My four year old has imaginary friends. She talks to, and bosses around, one in particular who gets the blame when something goes wrong. Is this normal? Or is her active imagination a symptom of loneliness, perhaps due to the fact that she is an only child?
Don't worry, your child is not only normal, she's also very creative. Having an imaginary friend is part of “imaginative play” and quite common between 3 – 5 years of age. Researchers at Queen’s University, Ontario, Canada say that between 40 and 65 percent of all children have imaginary friends at some point during childhood.
Her growing imagination creates this ficititious friend. Kids can scold, praise, blame, remind their friend, they can work through a range of different emotions and act it out, just like imaginary play of having a tea party. It also helps your child to learn and figure out language. In fact kids with imaginary friends usually have a richer vocab than other kids their age.
And yes it’s quite common for the ‘friend’ to get the blame when things go wrong.

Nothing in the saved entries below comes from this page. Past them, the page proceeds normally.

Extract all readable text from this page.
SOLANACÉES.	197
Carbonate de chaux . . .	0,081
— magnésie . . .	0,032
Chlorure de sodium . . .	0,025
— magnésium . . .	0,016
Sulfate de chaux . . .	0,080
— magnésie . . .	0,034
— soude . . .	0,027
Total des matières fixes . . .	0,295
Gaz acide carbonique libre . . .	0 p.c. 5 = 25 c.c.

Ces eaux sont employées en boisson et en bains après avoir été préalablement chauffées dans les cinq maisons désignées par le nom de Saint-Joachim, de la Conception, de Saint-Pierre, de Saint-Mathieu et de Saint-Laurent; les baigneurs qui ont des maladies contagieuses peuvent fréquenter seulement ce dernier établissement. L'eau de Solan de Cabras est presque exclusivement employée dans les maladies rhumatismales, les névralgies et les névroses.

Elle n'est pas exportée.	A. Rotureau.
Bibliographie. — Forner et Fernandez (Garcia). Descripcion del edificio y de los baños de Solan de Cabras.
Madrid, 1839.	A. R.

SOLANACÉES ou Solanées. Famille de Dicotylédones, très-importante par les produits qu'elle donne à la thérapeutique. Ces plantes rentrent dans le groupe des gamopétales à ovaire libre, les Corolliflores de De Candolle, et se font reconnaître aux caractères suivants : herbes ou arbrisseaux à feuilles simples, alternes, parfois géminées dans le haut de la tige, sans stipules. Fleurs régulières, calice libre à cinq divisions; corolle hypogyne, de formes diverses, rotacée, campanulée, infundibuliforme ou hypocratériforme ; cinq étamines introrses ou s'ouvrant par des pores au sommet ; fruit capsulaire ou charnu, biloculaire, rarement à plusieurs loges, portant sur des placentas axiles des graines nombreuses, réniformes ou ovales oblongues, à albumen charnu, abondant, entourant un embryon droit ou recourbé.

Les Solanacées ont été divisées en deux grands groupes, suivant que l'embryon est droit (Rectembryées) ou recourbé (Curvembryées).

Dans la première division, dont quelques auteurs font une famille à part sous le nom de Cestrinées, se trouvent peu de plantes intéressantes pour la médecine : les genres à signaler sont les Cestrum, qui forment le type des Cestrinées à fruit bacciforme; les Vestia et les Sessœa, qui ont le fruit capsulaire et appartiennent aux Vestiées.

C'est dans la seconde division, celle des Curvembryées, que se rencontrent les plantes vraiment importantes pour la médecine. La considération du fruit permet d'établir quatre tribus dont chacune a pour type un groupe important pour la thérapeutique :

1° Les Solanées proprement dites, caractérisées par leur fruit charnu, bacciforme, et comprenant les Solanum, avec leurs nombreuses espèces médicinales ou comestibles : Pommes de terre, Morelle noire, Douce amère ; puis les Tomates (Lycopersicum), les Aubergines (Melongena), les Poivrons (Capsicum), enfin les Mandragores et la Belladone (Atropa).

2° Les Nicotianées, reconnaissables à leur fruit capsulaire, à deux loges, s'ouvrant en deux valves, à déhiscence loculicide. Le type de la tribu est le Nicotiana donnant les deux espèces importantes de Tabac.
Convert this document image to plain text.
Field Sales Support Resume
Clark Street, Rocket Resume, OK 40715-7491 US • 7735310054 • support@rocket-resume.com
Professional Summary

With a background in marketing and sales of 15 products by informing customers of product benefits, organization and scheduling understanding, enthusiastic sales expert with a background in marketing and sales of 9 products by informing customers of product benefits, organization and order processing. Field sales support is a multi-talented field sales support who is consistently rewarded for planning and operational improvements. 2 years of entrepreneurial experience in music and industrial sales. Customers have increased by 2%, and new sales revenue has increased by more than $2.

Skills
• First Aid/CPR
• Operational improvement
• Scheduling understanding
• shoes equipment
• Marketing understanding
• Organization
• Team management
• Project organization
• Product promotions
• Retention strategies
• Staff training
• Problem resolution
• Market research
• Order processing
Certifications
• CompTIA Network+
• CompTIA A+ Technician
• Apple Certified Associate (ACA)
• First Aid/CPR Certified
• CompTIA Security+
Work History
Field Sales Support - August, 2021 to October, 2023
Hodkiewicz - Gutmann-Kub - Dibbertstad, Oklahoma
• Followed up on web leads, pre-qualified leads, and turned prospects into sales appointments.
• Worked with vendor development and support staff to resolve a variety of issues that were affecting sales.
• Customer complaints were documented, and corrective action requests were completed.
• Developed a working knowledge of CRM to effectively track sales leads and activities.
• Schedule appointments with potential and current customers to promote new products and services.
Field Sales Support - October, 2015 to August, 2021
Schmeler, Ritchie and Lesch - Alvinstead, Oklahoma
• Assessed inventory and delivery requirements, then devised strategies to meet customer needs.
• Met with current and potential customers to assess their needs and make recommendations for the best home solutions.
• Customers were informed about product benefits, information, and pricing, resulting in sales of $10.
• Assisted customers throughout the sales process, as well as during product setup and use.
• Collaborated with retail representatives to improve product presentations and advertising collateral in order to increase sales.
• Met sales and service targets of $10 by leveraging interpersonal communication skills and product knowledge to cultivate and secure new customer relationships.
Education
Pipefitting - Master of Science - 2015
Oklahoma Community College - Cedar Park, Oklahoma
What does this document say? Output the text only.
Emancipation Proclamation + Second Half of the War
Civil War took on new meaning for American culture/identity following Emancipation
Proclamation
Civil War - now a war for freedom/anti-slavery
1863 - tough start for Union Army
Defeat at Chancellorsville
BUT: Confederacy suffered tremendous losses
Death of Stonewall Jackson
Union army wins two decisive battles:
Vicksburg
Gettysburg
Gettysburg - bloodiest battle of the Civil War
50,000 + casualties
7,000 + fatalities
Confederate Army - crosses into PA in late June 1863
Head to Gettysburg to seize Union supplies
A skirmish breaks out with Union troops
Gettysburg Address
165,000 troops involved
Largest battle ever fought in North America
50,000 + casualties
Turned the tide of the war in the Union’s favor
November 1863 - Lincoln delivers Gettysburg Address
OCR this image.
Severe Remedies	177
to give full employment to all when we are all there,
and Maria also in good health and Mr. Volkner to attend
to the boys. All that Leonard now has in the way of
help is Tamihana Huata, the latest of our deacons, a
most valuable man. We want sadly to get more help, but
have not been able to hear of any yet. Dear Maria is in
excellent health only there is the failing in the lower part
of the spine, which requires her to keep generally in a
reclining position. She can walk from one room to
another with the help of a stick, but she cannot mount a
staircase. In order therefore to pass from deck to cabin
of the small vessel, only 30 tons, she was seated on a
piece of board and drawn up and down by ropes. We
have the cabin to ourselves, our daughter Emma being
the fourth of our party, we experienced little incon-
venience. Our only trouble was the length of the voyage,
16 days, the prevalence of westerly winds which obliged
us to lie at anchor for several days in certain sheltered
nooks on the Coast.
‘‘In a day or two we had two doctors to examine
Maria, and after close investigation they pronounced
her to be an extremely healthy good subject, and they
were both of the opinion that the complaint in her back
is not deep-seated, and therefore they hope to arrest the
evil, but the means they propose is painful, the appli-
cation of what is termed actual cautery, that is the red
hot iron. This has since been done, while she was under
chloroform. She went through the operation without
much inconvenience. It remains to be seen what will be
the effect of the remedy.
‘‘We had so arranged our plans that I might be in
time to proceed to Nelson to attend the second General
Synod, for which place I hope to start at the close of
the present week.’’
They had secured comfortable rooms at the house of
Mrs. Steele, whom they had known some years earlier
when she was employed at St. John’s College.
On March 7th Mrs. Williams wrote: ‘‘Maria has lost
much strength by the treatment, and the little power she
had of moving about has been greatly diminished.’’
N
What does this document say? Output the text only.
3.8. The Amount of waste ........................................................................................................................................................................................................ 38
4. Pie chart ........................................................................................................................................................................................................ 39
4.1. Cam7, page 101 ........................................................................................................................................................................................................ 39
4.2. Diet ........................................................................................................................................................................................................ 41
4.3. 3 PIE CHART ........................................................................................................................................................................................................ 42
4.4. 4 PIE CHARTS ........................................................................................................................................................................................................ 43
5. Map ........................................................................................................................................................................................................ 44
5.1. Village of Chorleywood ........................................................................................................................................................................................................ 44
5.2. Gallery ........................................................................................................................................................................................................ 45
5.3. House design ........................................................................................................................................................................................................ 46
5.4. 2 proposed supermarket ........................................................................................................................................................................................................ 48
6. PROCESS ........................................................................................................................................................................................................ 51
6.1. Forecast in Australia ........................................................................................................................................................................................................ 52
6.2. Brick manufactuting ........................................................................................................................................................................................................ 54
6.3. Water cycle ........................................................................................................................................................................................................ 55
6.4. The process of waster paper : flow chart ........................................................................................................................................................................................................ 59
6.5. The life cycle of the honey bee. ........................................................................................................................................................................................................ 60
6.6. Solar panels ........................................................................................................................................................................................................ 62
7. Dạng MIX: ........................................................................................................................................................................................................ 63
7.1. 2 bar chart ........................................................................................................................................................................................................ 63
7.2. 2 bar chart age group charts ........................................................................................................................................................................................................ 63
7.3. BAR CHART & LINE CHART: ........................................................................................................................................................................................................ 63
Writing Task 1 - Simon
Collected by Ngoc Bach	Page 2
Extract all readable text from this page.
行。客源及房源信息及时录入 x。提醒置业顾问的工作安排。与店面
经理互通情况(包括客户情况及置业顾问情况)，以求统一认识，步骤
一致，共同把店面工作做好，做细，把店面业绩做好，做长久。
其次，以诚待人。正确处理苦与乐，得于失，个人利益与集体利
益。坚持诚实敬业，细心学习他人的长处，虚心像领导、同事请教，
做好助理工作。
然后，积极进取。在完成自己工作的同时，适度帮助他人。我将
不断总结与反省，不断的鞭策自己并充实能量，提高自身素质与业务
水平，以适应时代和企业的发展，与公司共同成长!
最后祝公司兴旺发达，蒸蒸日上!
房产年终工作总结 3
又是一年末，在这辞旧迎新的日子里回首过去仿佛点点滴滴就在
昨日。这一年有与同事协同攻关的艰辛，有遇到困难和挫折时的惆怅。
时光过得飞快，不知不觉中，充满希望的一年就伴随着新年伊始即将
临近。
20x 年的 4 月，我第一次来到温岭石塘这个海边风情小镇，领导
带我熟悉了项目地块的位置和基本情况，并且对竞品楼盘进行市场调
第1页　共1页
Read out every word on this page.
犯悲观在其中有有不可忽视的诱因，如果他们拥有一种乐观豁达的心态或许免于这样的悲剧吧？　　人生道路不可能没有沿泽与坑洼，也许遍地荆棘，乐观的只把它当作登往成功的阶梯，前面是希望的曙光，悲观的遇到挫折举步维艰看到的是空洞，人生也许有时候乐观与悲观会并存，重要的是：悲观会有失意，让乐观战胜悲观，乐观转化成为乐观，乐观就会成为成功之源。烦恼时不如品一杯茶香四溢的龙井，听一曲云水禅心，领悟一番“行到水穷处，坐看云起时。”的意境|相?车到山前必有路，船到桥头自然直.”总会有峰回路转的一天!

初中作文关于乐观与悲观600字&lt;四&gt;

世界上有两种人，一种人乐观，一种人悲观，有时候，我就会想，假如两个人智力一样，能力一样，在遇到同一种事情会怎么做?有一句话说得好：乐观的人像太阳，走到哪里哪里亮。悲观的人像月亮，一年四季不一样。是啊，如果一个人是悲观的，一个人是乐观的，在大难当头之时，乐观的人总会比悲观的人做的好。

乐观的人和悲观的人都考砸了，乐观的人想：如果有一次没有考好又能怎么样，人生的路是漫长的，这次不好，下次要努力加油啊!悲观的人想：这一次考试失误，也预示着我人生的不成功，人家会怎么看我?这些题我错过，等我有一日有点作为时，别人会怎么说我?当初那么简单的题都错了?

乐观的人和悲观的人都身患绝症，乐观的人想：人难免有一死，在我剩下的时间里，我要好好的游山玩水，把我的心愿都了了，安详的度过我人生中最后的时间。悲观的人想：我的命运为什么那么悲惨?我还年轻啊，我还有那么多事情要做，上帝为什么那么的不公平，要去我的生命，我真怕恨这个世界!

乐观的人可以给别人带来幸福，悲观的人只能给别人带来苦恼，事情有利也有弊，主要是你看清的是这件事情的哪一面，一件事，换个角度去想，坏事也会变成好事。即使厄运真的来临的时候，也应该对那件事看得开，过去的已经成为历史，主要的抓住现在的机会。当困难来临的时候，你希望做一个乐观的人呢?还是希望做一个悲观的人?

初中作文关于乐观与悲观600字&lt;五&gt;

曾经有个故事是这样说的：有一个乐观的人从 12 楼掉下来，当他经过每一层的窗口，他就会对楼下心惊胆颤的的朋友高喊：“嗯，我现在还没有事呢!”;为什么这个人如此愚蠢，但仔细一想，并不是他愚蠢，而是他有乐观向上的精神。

If she blames her friend, don’t make a big deal of it, just move on past, and remind her of the rules, or help her clean up a spill etc. I’d avoid the conversation that tries to get her to admit you know that there’s no way her friend did it, just the same as I’d avoid joining in the conversation with her imaginary friend, or invite, or participate in her conversations. Think about it this way, if you include the ‘friend’ into your house then it’s like to continue for longer.
There is a few myths when it comes to imaginary friends. It is a myth that single children have more imaginary friends than other kids, that’s not to say they don’t have them, just that there is no research that concludes that this is true. We do know however, that kids with imaginary friends tend to be less shy than other kids their age and can focus more and have that ability to see what it’s like in someone else’s shoes. Not a bad skill to have, I must say. It is also a myth that firstborns are more likely to have an imaginary friend. Also it is NOT a sign of loneliness or distress to have an imaginary friend. Your daughter is fine, let her enjoy the company of her friend, she will soon out grow the phase.